Die Wahrheit hätte den damaligen Erzbischof befreit - von den Vorwürfen, mit denen er sich jetzt als Papst konfrontiert sieht, aber auch sehr wahrscheinlich von seinem Amt. 

Auch wenn es nun so aussehen mag, als wollte ich den Papst in Schutz nehmen wollen: hier zeigt sich ein typisch deutsches Loyalitätsdilemma.  
Und deshalb möchte ich sie einmal fragen, die deutschen Arbeitnehmer...

...in der chemischen Industrie: ob sie es wohl melden würden oder gar gegen ihren Arbeitgebern Anzeige erstatten würden, wenn sie Anweisungen ausführen sollen, die bewusst und vorhersehbar die Umwelt belasten?
...in Krankenhäusern: ob sie in der Rolle des Arztes einen Patienten auch gegen die medizinische Notwendigkeit von der Intensivstation in eine andere Abteilung verlegen würden, wenn der Chefarzt es so will?
...in Versicherungsgesellschaften: ob sie bereit wären, auf eine Provision zu verzichten und ihren Kunden eben nicht eine Versicherung zu verkaufen, die sie im Grunde gar nicht brauchen?
...an den Universitäten: ob sie in der Rolle des Professors die Universitätsleitung darauf aufmerksam machen würden, dass es sittenwidrig und unanständig ist, von habilitierten Dozenten kostenfrei Lehrveranstaltungen zu verlangen?

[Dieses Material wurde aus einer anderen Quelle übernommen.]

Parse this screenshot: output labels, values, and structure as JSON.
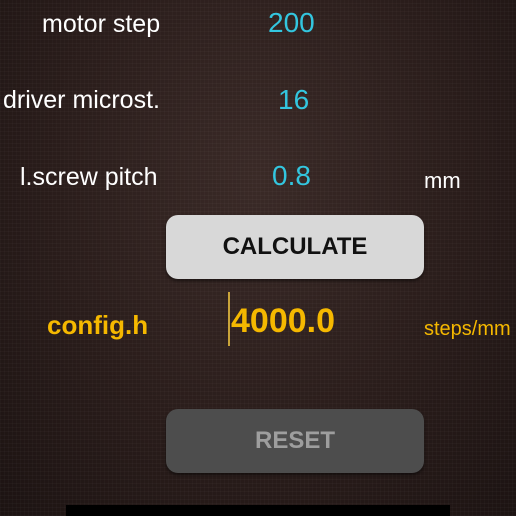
{
  "inputs": {
    "motor_step": {
      "label": "motor step",
      "value": "200"
    },
    "driver_microstep": {
      "label": "driver microst.",
      "value": "16"
    },
    "screw_pitch": {
      "label": "l.screw pitch",
      "value": "0.8",
      "unit": "mm"
    }
  },
  "buttons": {
    "calculate": "CALCULATE",
    "reset": "RESET"
  },
  "result": {
    "label": "config.h",
    "value": "4000.0",
    "unit": "steps/mm"
  },
  "colors": {
    "value_text": "#33c6df",
    "result_text": "#f5b800",
    "calculate_bg": "#d8d8d8",
    "reset_bg": "#4d4d4d"
  }
}
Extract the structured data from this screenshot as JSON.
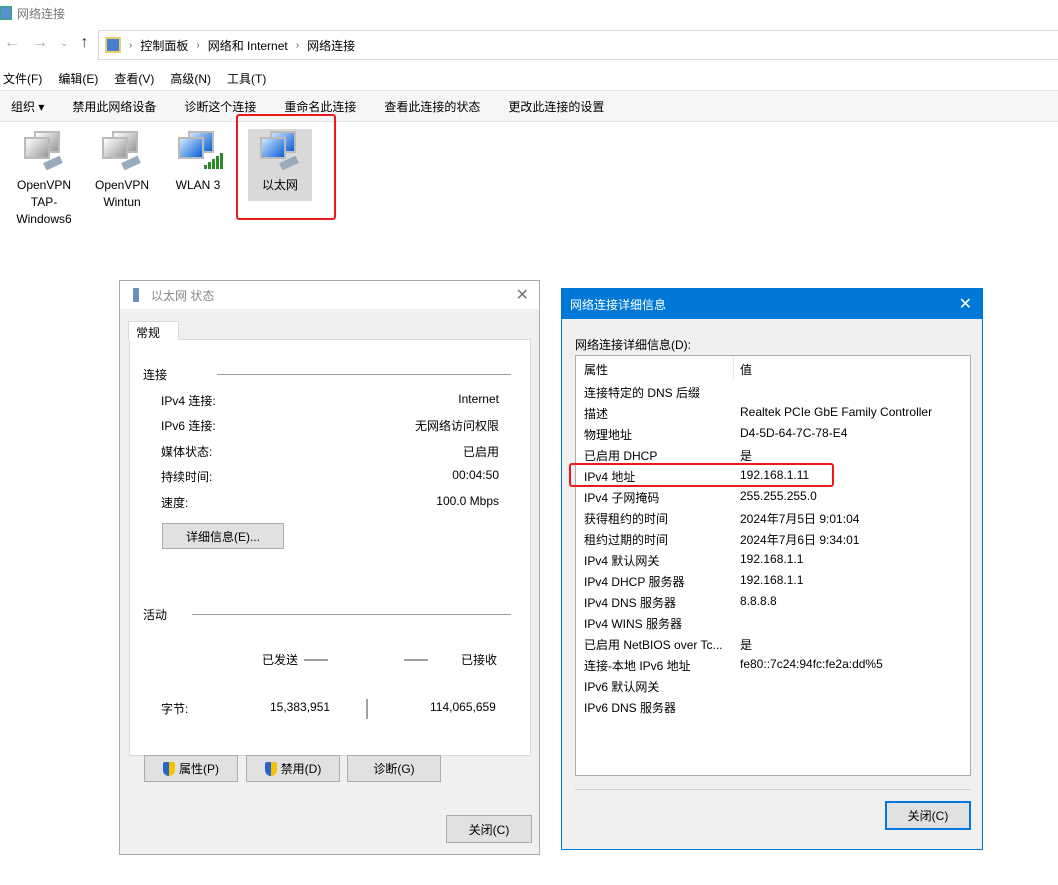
{
  "window": {
    "title": "网络连接"
  },
  "address": {
    "crumbs": [
      "控制面板",
      "网络和 Internet",
      "网络连接"
    ]
  },
  "menu": [
    "文件(F)",
    "编辑(E)",
    "查看(V)",
    "高级(N)",
    "工具(T)"
  ],
  "toolbar": {
    "organize": "组织 ▾",
    "items": [
      "禁用此网络设备",
      "诊断这个连接",
      "重命名此连接",
      "查看此连接的状态",
      "更改此连接的设置"
    ]
  },
  "connections": [
    {
      "label": "OpenVPN TAP-Windows6",
      "icon": "ethernet-gray"
    },
    {
      "label": "OpenVPN Wintun",
      "icon": "ethernet-gray"
    },
    {
      "label": "WLAN 3",
      "icon": "wifi"
    },
    {
      "label": "以太网",
      "icon": "ethernet",
      "selected": true
    }
  ],
  "status": {
    "title": "以太网 状态",
    "tab": "常规",
    "connection_group": "连接",
    "rows": [
      {
        "k": "IPv4 连接:",
        "v": "Internet"
      },
      {
        "k": "IPv6 连接:",
        "v": "无网络访问权限"
      },
      {
        "k": "媒体状态:",
        "v": "已启用"
      },
      {
        "k": "持续时间:",
        "v": "00:04:50"
      },
      {
        "k": "速度:",
        "v": "100.0 Mbps"
      }
    ],
    "details_btn": "详细信息(E)...",
    "activity_group": "活动",
    "sent": "已发送",
    "received": "已接收",
    "bytes_label": "字节:",
    "bytes_sent": "15,383,951",
    "bytes_received": "114,065,659",
    "properties_btn": "属性(P)",
    "disable_btn": "禁用(D)",
    "diagnose_btn": "诊断(G)",
    "close_btn": "关闭(C)"
  },
  "details": {
    "title": "网络连接详细信息",
    "label": "网络连接详细信息(D):",
    "col_prop": "属性",
    "col_val": "值",
    "rows": [
      {
        "k": "连接特定的 DNS 后缀",
        "v": ""
      },
      {
        "k": "描述",
        "v": "Realtek PCIe GbE Family Controller"
      },
      {
        "k": "物理地址",
        "v": "D4-5D-64-7C-78-E4"
      },
      {
        "k": "已启用 DHCP",
        "v": "是"
      },
      {
        "k": "IPv4 地址",
        "v": "192.168.1.11"
      },
      {
        "k": "IPv4 子网掩码",
        "v": "255.255.255.0"
      },
      {
        "k": "获得租约的时间",
        "v": "2024年7月5日 9:01:04"
      },
      {
        "k": "租约过期的时间",
        "v": "2024年7月6日 9:34:01"
      },
      {
        "k": "IPv4 默认网关",
        "v": "192.168.1.1"
      },
      {
        "k": "IPv4 DHCP 服务器",
        "v": "192.168.1.1"
      },
      {
        "k": "IPv4 DNS 服务器",
        "v": "8.8.8.8"
      },
      {
        "k": "IPv4 WINS 服务器",
        "v": ""
      },
      {
        "k": "已启用 NetBIOS over Tc...",
        "v": "是"
      },
      {
        "k": "连接-本地 IPv6 地址",
        "v": "fe80::7c24:94fc:fe2a:dd%5"
      },
      {
        "k": "IPv6 默认网关",
        "v": ""
      },
      {
        "k": "IPv6 DNS 服务器",
        "v": ""
      }
    ],
    "close_btn": "关闭(C)"
  },
  "colors": {
    "accent": "#0078d7",
    "highlight": "#e81c1c"
  }
}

Die Reihe lässt sich beliebig fortsetzen. Aus eigener bitterer Erfahrung kann ich nur sagen: meine Weigerung, fachlich oder juristisch bedenkliche Anweisungen auszuführen, hat mich mehr als einmal den Job gekostet.
Niemand kommt wirklich nach oben, ohne mindestens einmal ethisch fragwürdige Entscheidungen zu treffen - weil Loyalität einfach eine große Bedeutung hat. Und dabei wird eben vieles unter den Teppich gekehrt. Integrität und Glaubwürdigkeit zu bewahren - das ist alles andere als einfach. Was hier am Beispiel des Papstes durchbricht, ist nur die Spitze eines Eisbergs, der sehr viel mit dem deutschen Untertanengeist zu tun hat. Denn Arbeitnehmer in Deutschland, ob sie nun in der katholischen Kirche oder sonstwo beschäftigt sind, müssen vor allem eines: funktionieren. Und deshalb wird so manches verschwiegen, obwohl es wichtig wäre, den Mund aufzumachen. Schließlich geht es ja darum, Geld zu verdienen.